Haftarah for Parashat Re'ev
[ The following entry concerns this week's Haftarah reading for parashat Re'eh. ]
08.01.10 (Av 21, 5770) The weekly haftarah portion (reading from the Prophets) is usually connected with the weekly Torah portion. However, beginning from the 17th of Tammuz until the end of the Jewish year, the connection changes. First three haftarot of rebuke are read during the "Three Weeks of Sorrow" (between the 17th of Tammuz and Tish'ah B'Av), and then seven haftarot of comfort (Shiva D'Nechemta) follow until the end of the year (i.e., until Rosh Hashanah). These seven selections from the prophets foretell the restoration of the Jewish people to their land (the ingathering of the exiles), the future redemption of Israel, and the coming of the Messianic Era.
The haftarah for Parashat Re'eh is the third of the seven "haftarot of comfort." It begins:
"O afflicted and storm-tossed one, and not comforted,
Behold, I will set your stones in fair colors,
and lay your foundations with sapphires" (Isa. 54:11).
Nearly all of the Jewish commentators relate this promise of coming comfort to Jerusalem. The Targum Yonatan says, "the walls about which the nations of the world said that you would never be comforted, the LORD says, "I will lay its foundation with diamonds."
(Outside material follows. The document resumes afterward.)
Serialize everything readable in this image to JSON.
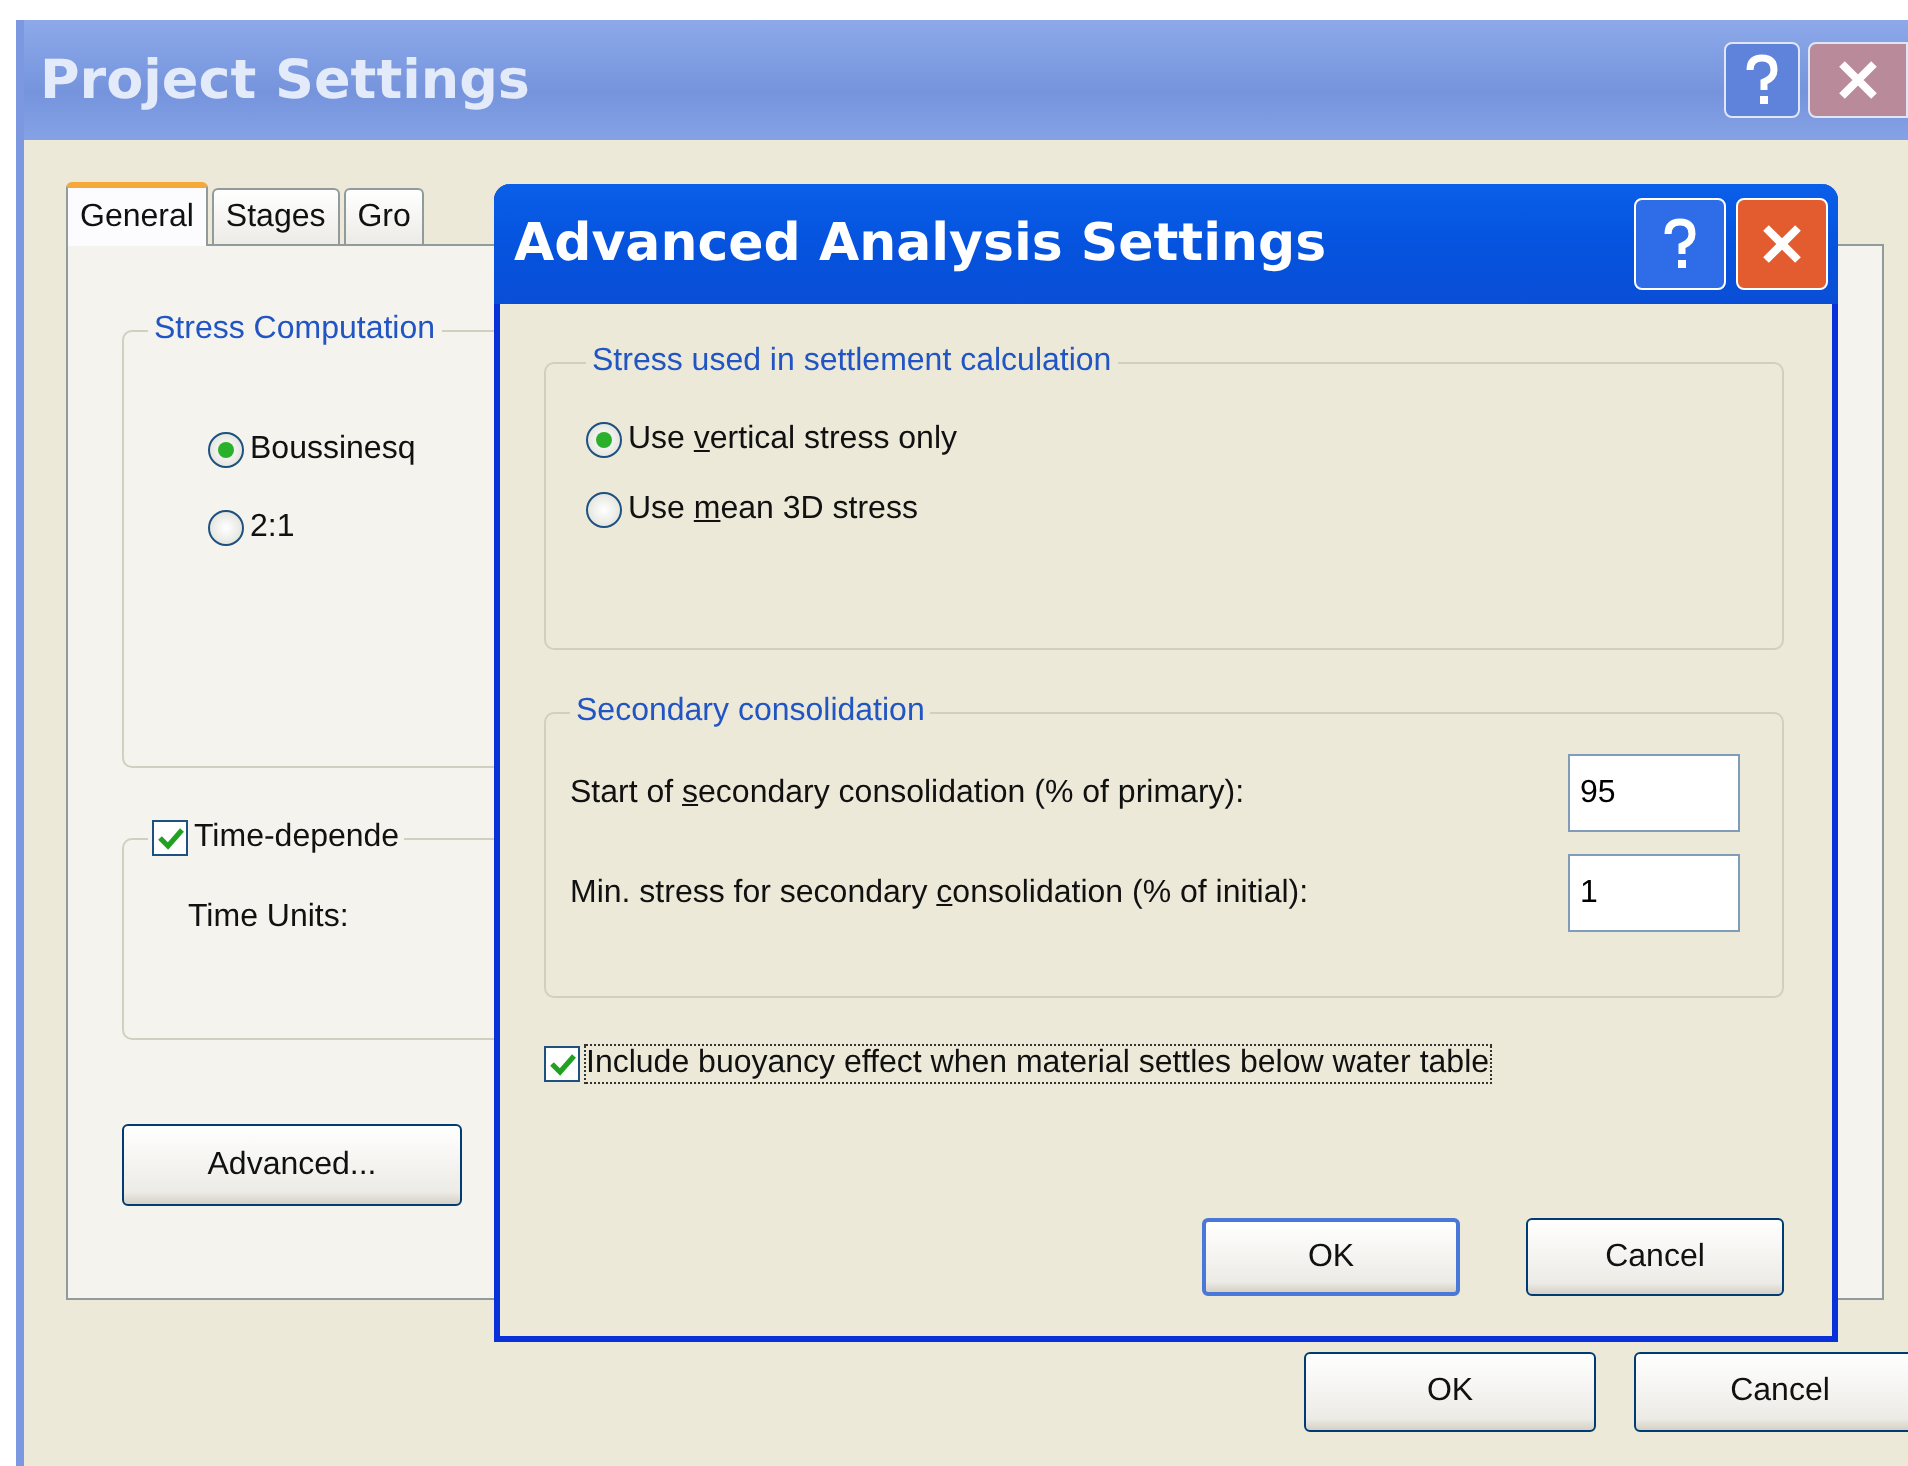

God will fulfill the promise of the New Covenant to Israel: "All your children shall be taught by the LORD, and great will be the peace of your children" (Isa. 54:13). In the coming Millennial Kingdom, Israel shall dwell securely, free from oppression. Unlike Nebuchadnezzar who was commissioned to bring judgment from the LORD, the enemies of Israel (Gog/Magog) will have no divine sanction and therefore be utterly defeated before the appearance of Yeshua the Mashiach. "No weapon that is fashioned against you shall succeed, and you shall confute every tongue that rises against you in judgment. This is the heritage of the servants of the LORD and their vindication from me, declares the LORD" (Isa. 54:17).
The LORD then invited the Jews to drink freely from the waters of life. "Incline your ear, and come to me; hear, that your soul may live; and I will make with you an everlasting covenant (בְּרִית עוֹלָם), my steadfast, sure love for David (Isa. 55:3; Luke 1:68-75; Acts 13:34). Radak understands this to refer to the time of the Messiah, when the everlasting kindness (chesed) that the LORD showed to David will be revealed in the greater Son of David. The Messiah is the witness (עֵד) to the peoples, a leader (נָגִיד) and commander for the peoples (Isa. 55:4). He will cause the nations of the earth that survived the Great Tribulation to come to Zion because of the glory God has bestowed upon the Jewish people (Isa. 55:5).